If rates are higher in 1996, the mock issue of bonds will be worth less than when the option was written and the investors would be unlikely to exercise the options. Modesto's current $116 million bond issue would remain outstanding.

But if rates are lower in 1996, the mock issue of bonds will be worth more and the investors would be likely to exercise their options. Modesto would issue $134 million of new bonds, adhering to the terms and yields in the option documents, and use the proceeds to call the old $116 million issue.

Although the $134 million of bonds would be issued at rates above the then current rates, the district would be in the same position if it had done an ordinary advance refunding this year.

"You can play a lot of what-if games, but rates are lower than they have been in a long time," said the authority's treasurer, De La Cruz. "We set a target for savings and we met it doing this type of transaction."

For investors, the option helps hedge against reinvestment risk, according to Lehman Brothers officials.

An investor may have high-coupon bonds maturing or pre-refunded bonds being called away in the next few years. Either way, the investor must reinvest the returned principal. The investor knows today when the money will be returned but doesn't know what rates will be available for reinvesting in the future.

If rates are higher when the principal is returned, the investor can reinvest at high rates. But if rates are lower, the investor will have a big dropoff in income after reinvesting.

"The option allows the investor to hedge against reinvesting in a low rate environment," said Gary Gray, managing director at Lehman Brothers. "They know they will have the assets roll off and [with the option] they know the minimum rate they have for reinvesting."

The district also considered a synthetic refunding using a swap and forward bond issue. At first, both transactions would have met the district's savings target. But since the municipal market outperformed the Treasury market in the second quarter, the swap became more expensive and the district opted for the option deal.

The value of the option is more than the amount Lehman paid the authority, market participants said. Lehman profits by buying the option for about $8 million and selling it to investors at its theoretical value.

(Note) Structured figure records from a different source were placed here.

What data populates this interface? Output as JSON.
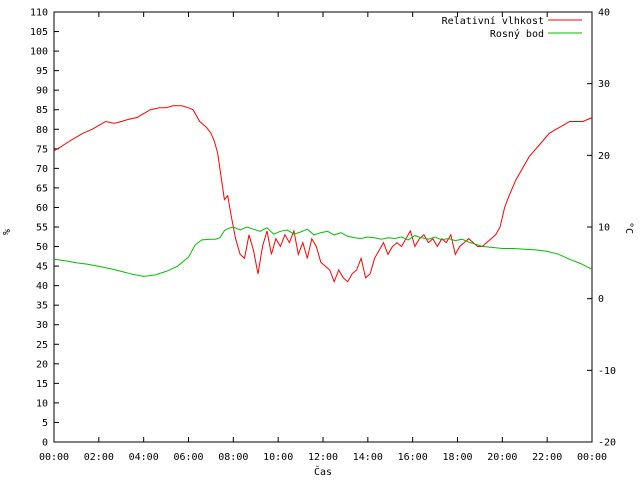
{
  "chart_data": {
    "type": "line",
    "xlabel": "Čas",
    "ylabel_left": "%",
    "ylabel_right": "°C",
    "ylim_left": [
      0,
      110
    ],
    "ylim_right": [
      -20,
      40
    ],
    "xlim_hours": [
      0,
      24
    ],
    "x_ticks": [
      "00:00",
      "02:00",
      "04:00",
      "06:00",
      "08:00",
      "10:00",
      "12:00",
      "14:00",
      "16:00",
      "18:00",
      "20:00",
      "22:00",
      "00:00"
    ],
    "y_left_ticks": [
      0,
      5,
      10,
      15,
      20,
      25,
      30,
      35,
      40,
      45,
      50,
      55,
      60,
      65,
      70,
      75,
      80,
      85,
      90,
      95,
      100,
      105,
      110
    ],
    "y_right_ticks": [
      -20,
      -10,
      0,
      10,
      20,
      30,
      40
    ],
    "grid": false,
    "legend_position": "top-right",
    "series": [
      {
        "name": "Relativní vlhkost",
        "color": "#ff0000",
        "axis": "left",
        "x": [
          0,
          0.3,
          0.7,
          1.0,
          1.3,
          1.7,
          2.0,
          2.3,
          2.7,
          3.0,
          3.3,
          3.7,
          4.0,
          4.3,
          4.7,
          5.0,
          5.3,
          5.7,
          6.0,
          6.2,
          6.5,
          6.8,
          7.0,
          7.15,
          7.3,
          7.45,
          7.6,
          7.75,
          7.9,
          8.1,
          8.3,
          8.5,
          8.7,
          8.9,
          9.1,
          9.3,
          9.5,
          9.7,
          9.9,
          10.1,
          10.3,
          10.5,
          10.7,
          10.9,
          11.1,
          11.3,
          11.5,
          11.7,
          11.9,
          12.1,
          12.3,
          12.5,
          12.7,
          12.9,
          13.1,
          13.3,
          13.5,
          13.7,
          13.9,
          14.1,
          14.3,
          14.5,
          14.7,
          14.9,
          15.1,
          15.3,
          15.5,
          15.7,
          15.9,
          16.1,
          16.3,
          16.5,
          16.7,
          16.9,
          17.1,
          17.3,
          17.5,
          17.7,
          17.9,
          18.1,
          18.3,
          18.5,
          18.7,
          18.9,
          19.1,
          19.3,
          19.5,
          19.7,
          19.9,
          20.1,
          20.3,
          20.6,
          20.9,
          21.2,
          21.5,
          21.8,
          22.1,
          22.4,
          22.7,
          23.0,
          23.3,
          23.6,
          24.0
        ],
        "values": [
          74.5,
          75.5,
          77,
          78,
          79,
          80,
          81,
          82,
          81.5,
          82,
          82.5,
          83,
          84,
          85,
          85.5,
          85.5,
          86,
          86,
          85.5,
          85,
          82,
          80.5,
          79,
          77,
          74,
          68,
          62,
          63,
          58,
          52,
          48,
          47,
          53,
          49,
          43,
          50,
          54,
          48,
          52,
          50,
          53,
          51,
          54,
          48,
          51,
          47,
          52,
          50,
          46,
          45,
          44,
          41,
          44,
          42,
          41,
          43,
          44,
          47,
          42,
          43,
          47,
          49,
          51,
          48,
          50,
          51,
          50,
          52,
          54,
          50,
          52,
          53,
          51,
          52,
          50,
          52,
          51,
          53,
          48,
          50,
          51,
          52,
          51,
          50,
          50,
          51,
          52,
          53,
          55,
          60,
          63,
          67,
          70,
          73,
          75,
          77,
          79,
          80,
          81,
          82,
          82,
          82,
          83
        ]
      },
      {
        "name": "Rosný bod",
        "color": "#00c000",
        "axis": "right",
        "x": [
          0,
          0.5,
          1.0,
          1.5,
          2.0,
          2.5,
          3.0,
          3.5,
          4.0,
          4.5,
          5.0,
          5.5,
          6.0,
          6.3,
          6.6,
          7.0,
          7.2,
          7.4,
          7.6,
          7.8,
          8.0,
          8.3,
          8.6,
          8.9,
          9.2,
          9.5,
          9.8,
          10.1,
          10.4,
          10.7,
          11.0,
          11.3,
          11.6,
          11.9,
          12.2,
          12.5,
          12.8,
          13.1,
          13.4,
          13.7,
          14.0,
          14.3,
          14.6,
          14.9,
          15.2,
          15.5,
          15.8,
          16.1,
          16.4,
          16.7,
          17.0,
          17.3,
          17.6,
          17.9,
          18.2,
          18.5,
          18.8,
          19.1,
          19.4,
          19.7,
          20.0,
          20.5,
          21.0,
          21.5,
          22.0,
          22.5,
          23.0,
          23.5,
          24.0
        ],
        "values": [
          5.5,
          5.3,
          5.0,
          4.8,
          4.5,
          4.2,
          3.8,
          3.4,
          3.1,
          3.3,
          3.8,
          4.5,
          5.8,
          7.5,
          8.2,
          8.3,
          8.3,
          8.5,
          9.5,
          9.8,
          10.0,
          9.6,
          10.0,
          9.7,
          9.4,
          9.9,
          9.0,
          9.4,
          9.6,
          9.0,
          9.3,
          9.7,
          8.9,
          9.2,
          9.4,
          8.9,
          9.2,
          8.7,
          8.5,
          8.4,
          8.6,
          8.5,
          8.3,
          8.5,
          8.4,
          8.6,
          8.2,
          8.8,
          8.5,
          8.3,
          8.6,
          8.2,
          8.4,
          8.1,
          8.3,
          7.9,
          7.6,
          7.3,
          7.2,
          7.1,
          7.0,
          7.0,
          6.9,
          6.8,
          6.6,
          6.2,
          5.5,
          4.9,
          4.1
        ]
      }
    ]
  }
}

"Obviously, we wouldn't be buying an asset whose value is less than what we're paying," Lehman's Gray said. "In a new market, there will be differences among participants as to what this asset will be worth."

Gray declined to reveal how much Lehman sold the option for, but said that the authority was told the price.

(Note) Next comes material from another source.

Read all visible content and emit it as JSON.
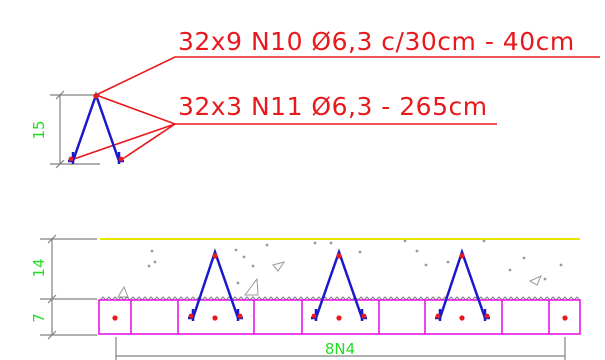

The value of most options can be derived using the Black-Scholes pricing model. The model requires five variables: the current value of the underlying security, the exercise price, the time until expiration, the interest rate on a "risk free" investment, and the expected volatility in the value of the underlying security.

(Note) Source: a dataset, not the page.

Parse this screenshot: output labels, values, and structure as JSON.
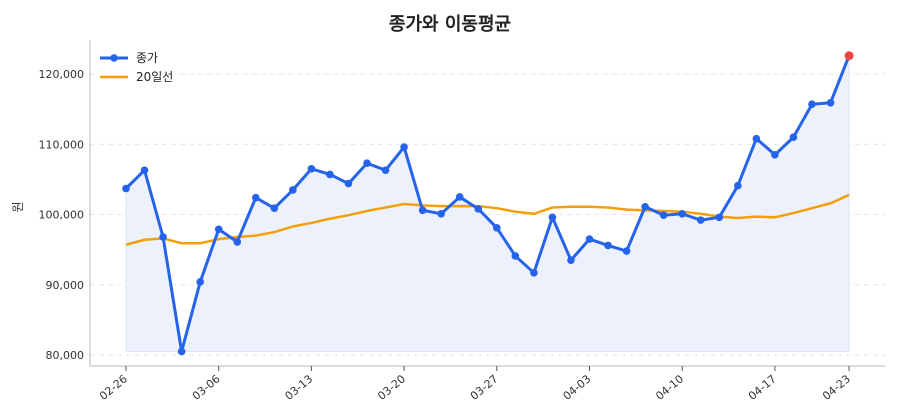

The amount by which the current value of the underlying security exceeds the exercise price is known as the intrinsic value of the option. All other things being equal, the model values the option higher the longer the time until expiration, the higher the "risk free" interest rate, or the higher the expected volatility.

Since Modesto's mock bonds were priced at the current market value, the intrinsic value of the option was probably zero, market participants said. But given the long time until expiration and the high volatility in the current market, the option still has considerable value.

Several other issuers are considering the sale of a call option to capture the savings of an advance refunding, market participants said. And at least three other firms in addition to Lehman are said to be shopping similar structures to issuers.